Question: what do you want to do with the data? Simply create a raster
DEM or do more fancy cleaning with v.lidar.*? If just creating a raster
DEM you might skip v.in.ascii altogether and use the r.in.xyz module.

I will definitely look more closely at the r.in.xyz module. I had used it for some binning and statistical analysis of the point distribution of the lidar. it is pretty tight data.

I want/need to do fancy cleaning with the v.lidar.* tools. However, not having pulse return counts to work with like the example in the book, I am not sure how well it will work, because only having an intensity value, I’m not sure how that relates to first and last returns.
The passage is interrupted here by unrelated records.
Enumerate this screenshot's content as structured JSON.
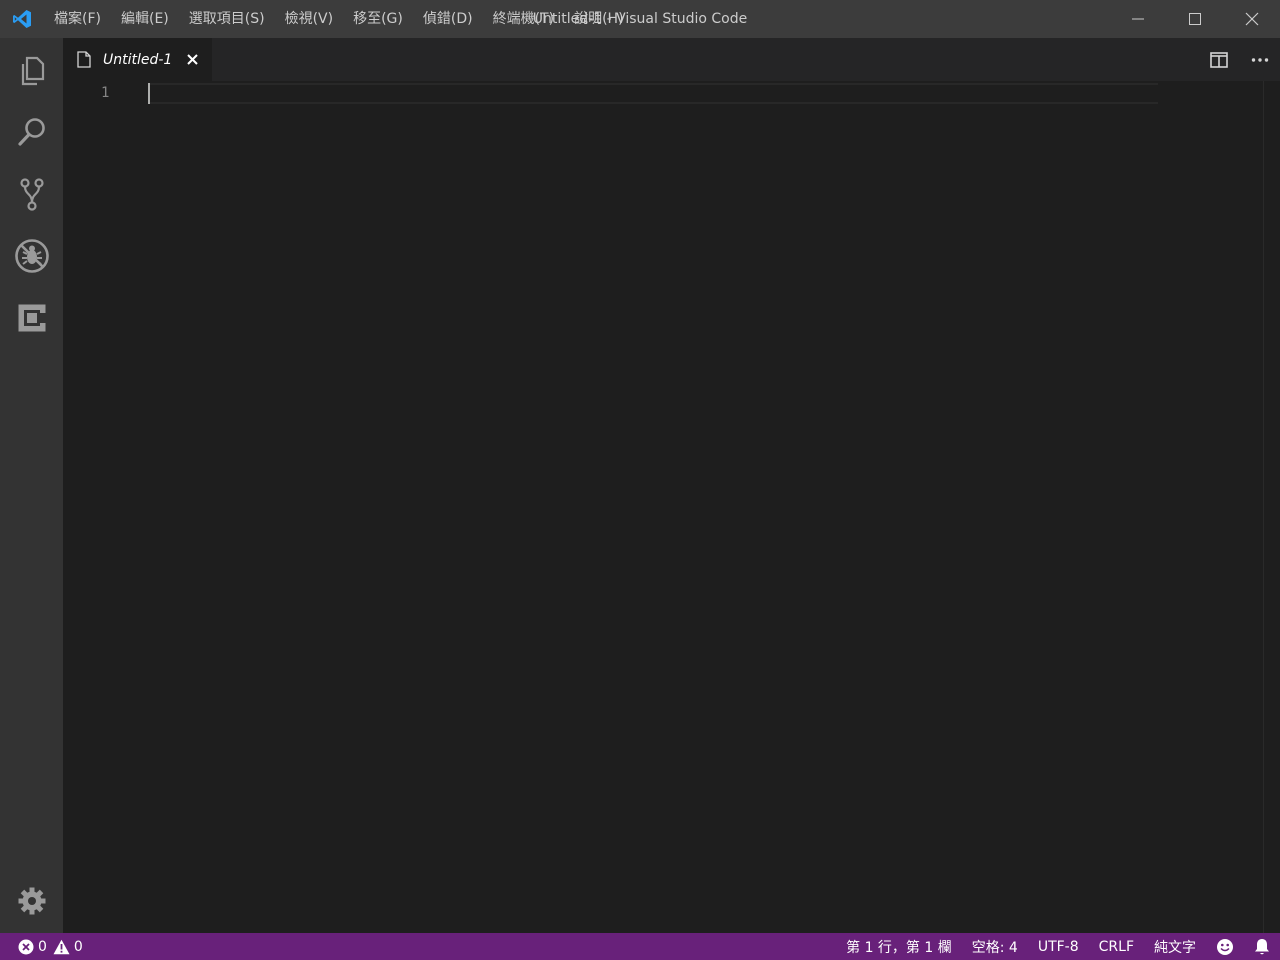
{
  "titlebar": {
    "menu": [
      "檔案(F)",
      "編輯(E)",
      "選取項目(S)",
      "檢視(V)",
      "移至(G)",
      "偵錯(D)",
      "終端機(T)",
      "說明(H)"
    ],
    "window_title": "Untitled-1 - Visual Studio Code"
  },
  "activitybar": {
    "items": [
      "explorer-icon",
      "search-icon",
      "source-control-icon",
      "debug-icon",
      "extensions-icon"
    ],
    "bottom": "gear-icon"
  },
  "editor": {
    "tab": {
      "label": "Untitled-1",
      "close": "×"
    },
    "line_numbers": [
      "1"
    ],
    "actions": [
      "split-editor-icon",
      "more-actions-icon"
    ]
  },
  "statusbar": {
    "errors": "0",
    "warnings": "0",
    "position": "第 1 行，第 1 欄",
    "indent": "空格: 4",
    "encoding": "UTF-8",
    "eol": "CRLF",
    "language": "純文字"
  },
  "colors": {
    "titlebar": "#3c3c3c",
    "activitybar": "#333333",
    "editor_bg": "#1e1e1e",
    "tabbar": "#252526",
    "statusbar": "#68217a",
    "vscode_blue": "#0065a9"
  }
}
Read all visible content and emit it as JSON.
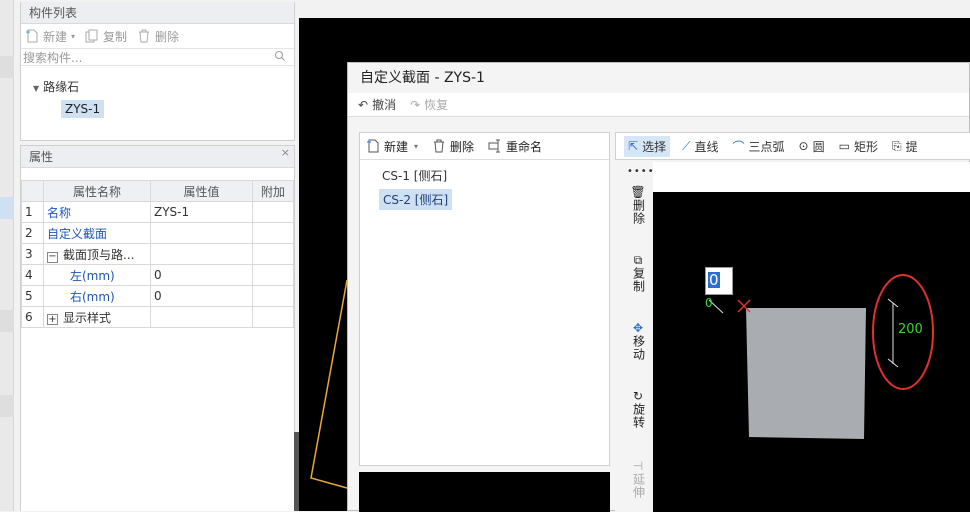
{
  "component_list": {
    "title": "构件列表",
    "new_label": "新建",
    "copy_label": "复制",
    "delete_label": "删除",
    "search_placeholder": "搜索构件...",
    "tree_parent": "路缘石",
    "tree_child": "ZYS-1"
  },
  "properties": {
    "title": "属性",
    "headers": [
      "属性名称",
      "属性值",
      "附加"
    ],
    "rows": [
      {
        "num": "1",
        "name": "名称",
        "value": "ZYS-1"
      },
      {
        "num": "2",
        "name": "自定义截面",
        "value": ""
      },
      {
        "num": "3",
        "name": "截面顶与路...",
        "value": ""
      },
      {
        "num": "4",
        "name": "左(mm)",
        "value": "0"
      },
      {
        "num": "5",
        "name": "右(mm)",
        "value": "0"
      },
      {
        "num": "6",
        "name": "显示样式",
        "value": ""
      }
    ]
  },
  "dialog": {
    "title": "自定义截面 - ZYS-1",
    "undo_label": "撤消",
    "redo_label": "恢复",
    "list_new": "新建",
    "list_delete": "删除",
    "list_rename": "重命名",
    "sections": [
      "CS-1 [侧石]",
      "CS-2 [侧石]"
    ],
    "draw_tools": {
      "select": "选择",
      "line": "直线",
      "arc": "三点弧",
      "circle": "圆",
      "rect": "矩形",
      "more": "提"
    },
    "side_tools": {
      "delete": "删除",
      "copy": "复制",
      "move": "移动",
      "rotate": "旋转",
      "extend": "延伸"
    },
    "canvas": {
      "input_value": "0",
      "small_label": "0",
      "dimension": "200"
    }
  },
  "colors": {
    "accent": "#1f55b5",
    "selected_bg": "#cfe0f3",
    "dimension_green": "#39d439",
    "marker_red": "#e03030",
    "shape_fill": "#a9adb2"
  }
}
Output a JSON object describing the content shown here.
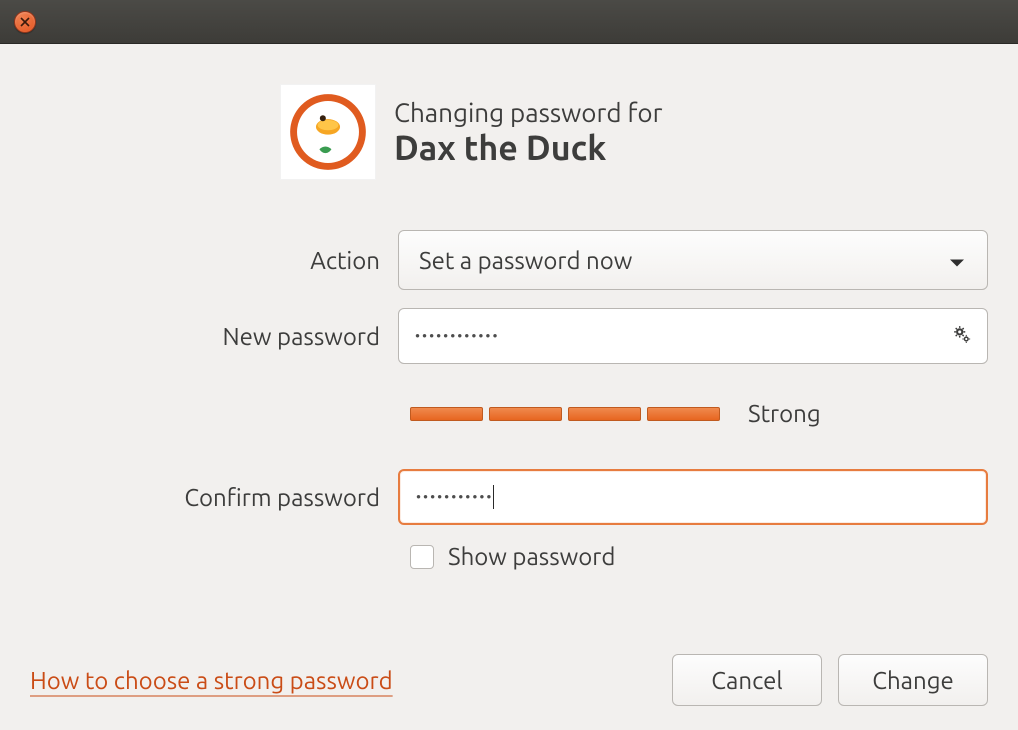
{
  "header": {
    "line1": "Changing password for",
    "username": "Dax the Duck"
  },
  "labels": {
    "action": "Action",
    "new_password": "New password",
    "confirm_password": "Confirm password"
  },
  "action_select": {
    "selected": "Set a password now"
  },
  "new_password": {
    "masked_value": "••••••••••••"
  },
  "confirm_password": {
    "masked_value": "•••••••••••"
  },
  "strength": {
    "label": "Strong",
    "segments": 4
  },
  "show_password": {
    "label": "Show password",
    "checked": false
  },
  "footer": {
    "help_link": "How to choose a strong password",
    "cancel": "Cancel",
    "change": "Change"
  }
}
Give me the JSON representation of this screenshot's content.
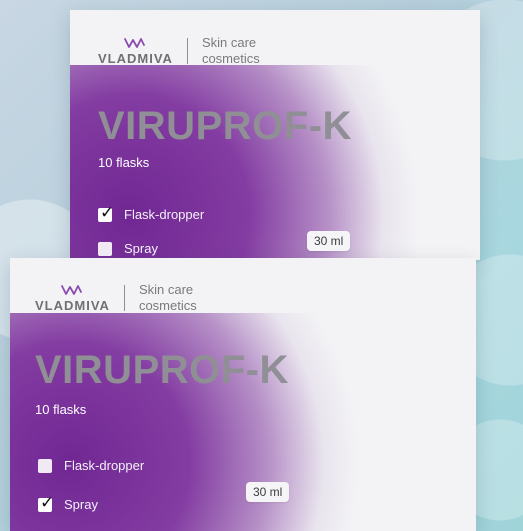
{
  "packages": [
    {
      "brand_name": "VLADMIVA",
      "tagline_line1": "Skin care",
      "tagline_line2": "cosmetics",
      "product_name": "VIRUPROF-K",
      "flask_count": "10 flasks",
      "options": [
        {
          "label": "Flask-dropper",
          "checked": true
        },
        {
          "label": "Spray",
          "checked": false
        }
      ],
      "volume": "30 ml"
    },
    {
      "brand_name": "VLADMIVA",
      "tagline_line1": "Skin care",
      "tagline_line2": "cosmetics",
      "product_name": "VIRUPROF-K",
      "flask_count": "10 flasks",
      "options": [
        {
          "label": "Flask-dropper",
          "checked": false
        },
        {
          "label": "Spray",
          "checked": true
        }
      ],
      "volume": "30 ml"
    }
  ],
  "colors": {
    "card_background": "#f3f3f5",
    "purple_accent": "#7a2d9b",
    "title_gray": "#8f8f95",
    "text_gray": "#707074",
    "background_blue": "#b7cfdc"
  },
  "icons": {
    "logo": "vladmiva-logo-icon",
    "checkbox_checked": "checkmark-icon",
    "checkbox_unchecked": "empty-checkbox-icon"
  }
}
What I would like to do with the data is create a bare earth DEM, and a DSM of the elevated surface features. Then perhaps add elevated surface features like solid objects (e.g. buildings, etc) that would block terrain for shallow overland flow or r.lake simulations for flooding.

Since the application is for watershed analysis (feature building, and ultimately running hydrology models in GRASS), so my goal is to create the most realistic hydrologic surface model to properly route the water. In theory, it seems to me that water should not route through solid features like buildings (extrude as walls?), but should be able to (and often does) route through shrubby or forested areas. In these areas, where there is canopy, it seems that those canopy elevations should be replaced with bare earth elevations, but allow water to flow through these areas. This is the first time I have worked with raw LiDAR data to create features or do watershed analysis, so this is a fun learning experience. Typically, I had worked with contour data in the past.